The USB data transfer between the Arduino GIGA R1 and MATLAB is not something we designed, and it is not really suited for this application. It uses general-purpose USB CDC, which by design is allowed to drop bytes when the host is busy or stalls, thus very awkward to deal with for a real-time application like audio recording. In other projects we never minded the occasional dropped bytes since only the last small chunk of data really mattered. But here, the audio is a long, continuous stream that is expected to be perfectly uninterrupted.
This is easy to see for yourself – try running the host script with MATLAB being the only running software and as the current active window. Just sit and wait; it should complete reliably almost every single time, without any warnings.
Afterwards, try starting the script while browsing the web, watching a video, or copying some files. You’ll see the script throw warnings far more often.
All the handshakes exist to ensure that dropped bytes are detected and handled cleanly, so the data that was successfully acquired is still saved, and the application can be restarted smoothly.
Showcase
Segment length is set to 30 seconds for these recordings.

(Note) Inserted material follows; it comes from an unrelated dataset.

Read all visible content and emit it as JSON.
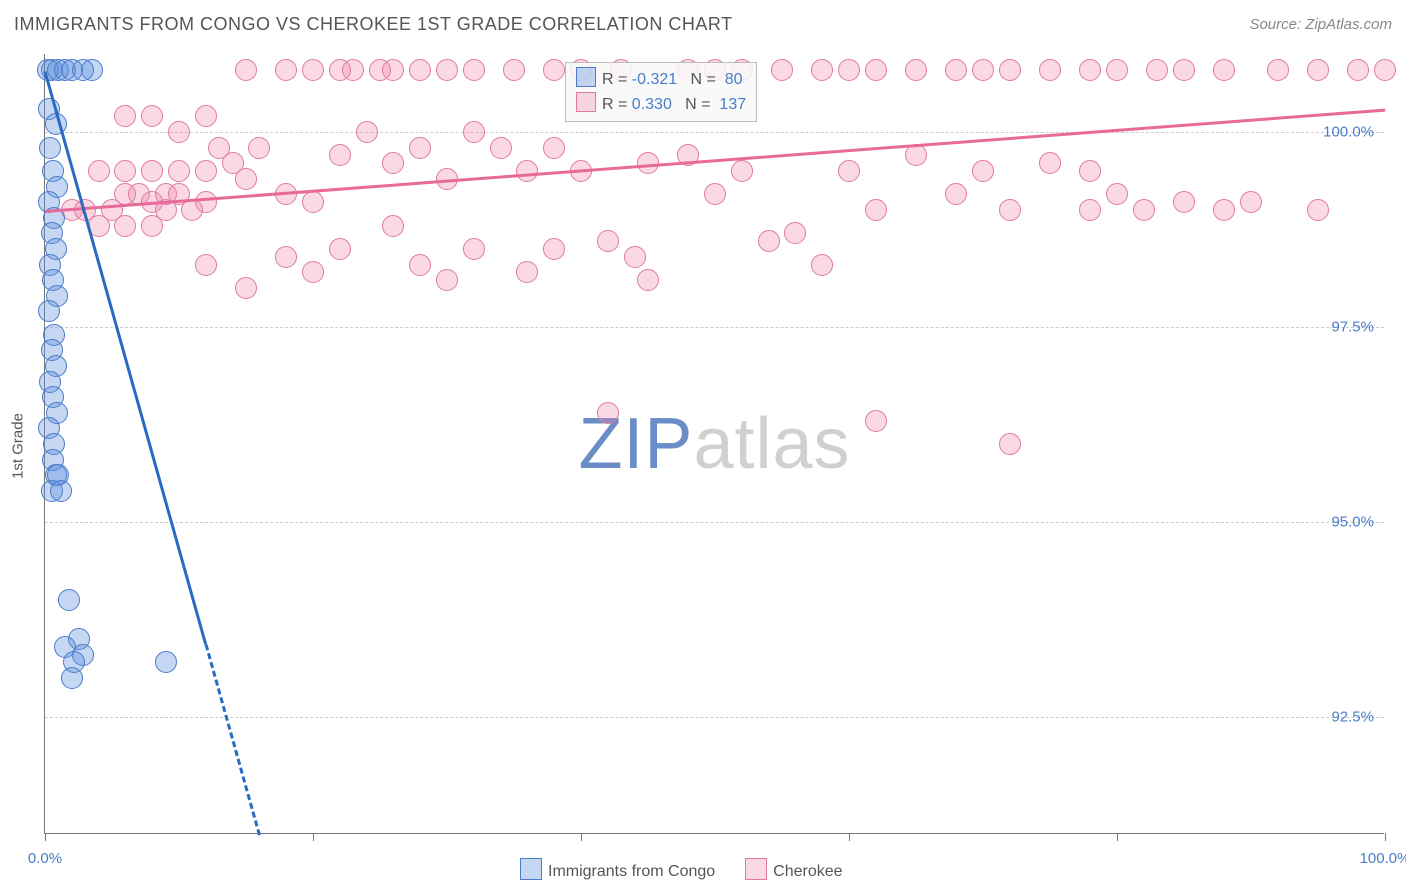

You should hear a brief USB-injected noise at each segment boundary.
Ambient
Recorded on the balcony on a summer day.
Music
Hod Battle from Library of Ruina playing about 40 cm from the board at a 90° angle, through a Bluetooth speaker.
Voice
Voice lines of Andre the Blacksmith from Dark Souls III playing about 40 cm from the board at a 90° angle, through a Bluetooth speaker.
Developer Notes
USB Short Packet
The Windows USB CDC (Communications Device Class) driver delivers bulk data only when one of three things happens:
- Driver’s read buffer fills (typically 4096 B)
- Short packet (< 64 B) arrives
- Read timeout expires
If every Serial.write is an exact multiple of 64 B, no short packet is ever produced and trailing bytes sit in the driver’s buffer until the read times out.

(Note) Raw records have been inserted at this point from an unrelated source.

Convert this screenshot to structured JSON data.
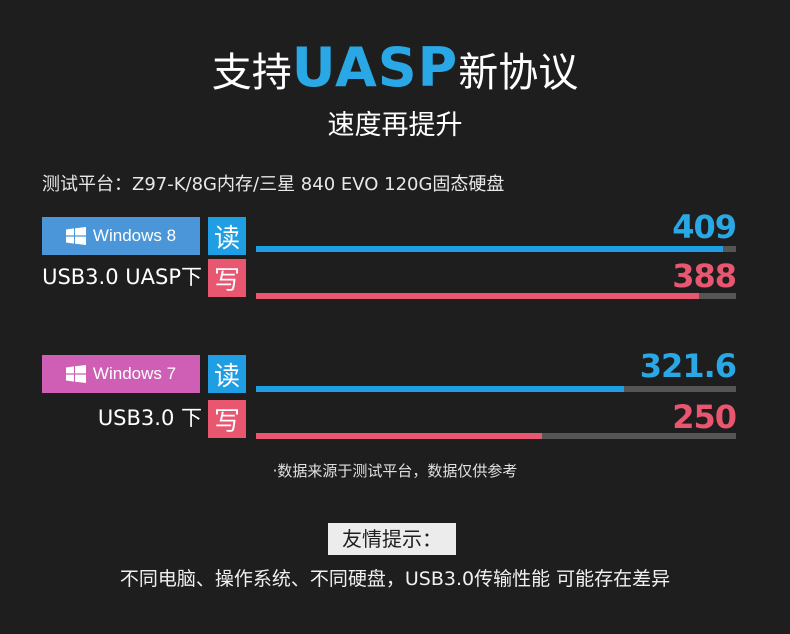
{
  "header": {
    "title_prefix": "支持",
    "title_highlight": "UASP",
    "title_suffix": "新协议",
    "subtitle": "速度再提升",
    "platform": "测试平台：Z97-K/8G内存/三星 840 EVO 120G固态硬盘"
  },
  "colors": {
    "background": "#1e1e1e",
    "read": "#1f9ee3",
    "write": "#e8566f",
    "track": "#555555",
    "win8_badge": "#4a96d8",
    "win7_badge": "#cf5fb4"
  },
  "groups": [
    {
      "os": "Windows 8",
      "mode": "USB3.0 UASP下",
      "read_label": "读",
      "write_label": "写"
    },
    {
      "os": "Windows 7",
      "mode": "USB3.0 下",
      "read_label": "读",
      "write_label": "写"
    }
  ],
  "chart_data": {
    "type": "bar",
    "orientation": "horizontal",
    "max": 420,
    "categories": [
      "Windows 8 / USB3.0 UASP下",
      "Windows 7 / USB3.0 下"
    ],
    "series": [
      {
        "name": "读",
        "values": [
          409,
          321.6
        ],
        "labels": [
          "409",
          "321.6"
        ]
      },
      {
        "name": "写",
        "values": [
          388,
          250
        ],
        "labels": [
          "388",
          "250"
        ]
      }
    ]
  },
  "footnote": "·数据来源于测试平台，数据仅供参考",
  "tip": {
    "label": "友情提示：",
    "text": "不同电脑、操作系统、不同硬盘，USB3.0传输性能 可能存在差异"
  }
}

Firmware must use sizes that are not a multiple of 64 B to end with a short packet
static const uint32_t USB_CHUNK_BYTES = 4080; // 63 * 64 + 48
The trailing 48-byte chunk is the short packet that flushes the buffer.
Serial.flush() does not help.
Why a Segment Tail
The segment header alone is enough to frame the payload (the host knows how many bytes to read from sample_count), but it cannot verify that the firmware and host agree on the byte count.

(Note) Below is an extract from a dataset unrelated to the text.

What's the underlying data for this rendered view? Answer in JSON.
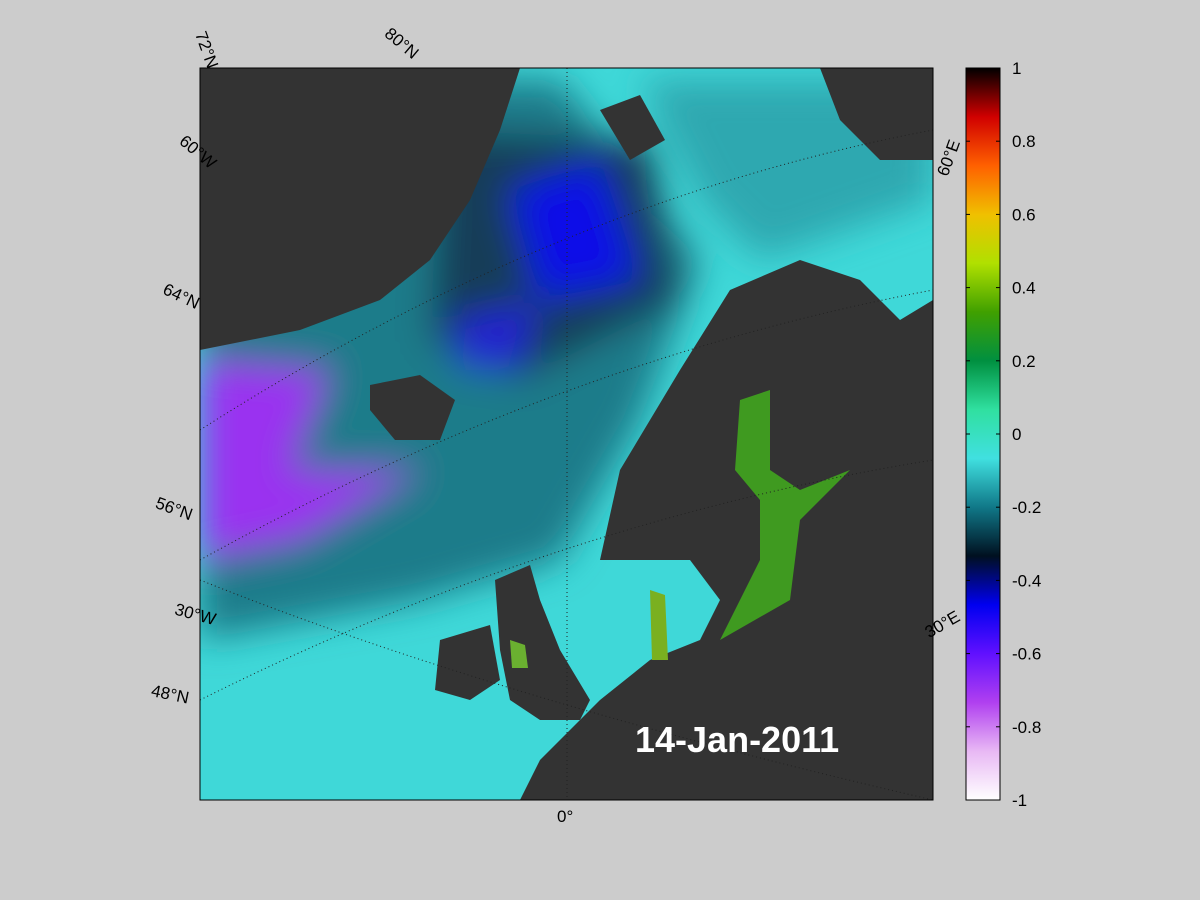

If the firmware ever sends fewer or more bytes than the header announced, the host’s blocking read would silently consume the wrong bytes and the misalignment would only surface later as a corrupted next header or a sequence-id discontinuity. The trailer turns this silent drift into an immediate, localized failure.
On mismatch the host emits a warning, stops the loop, trims data_full to whatever was successfully captured, and saves the partial WAV.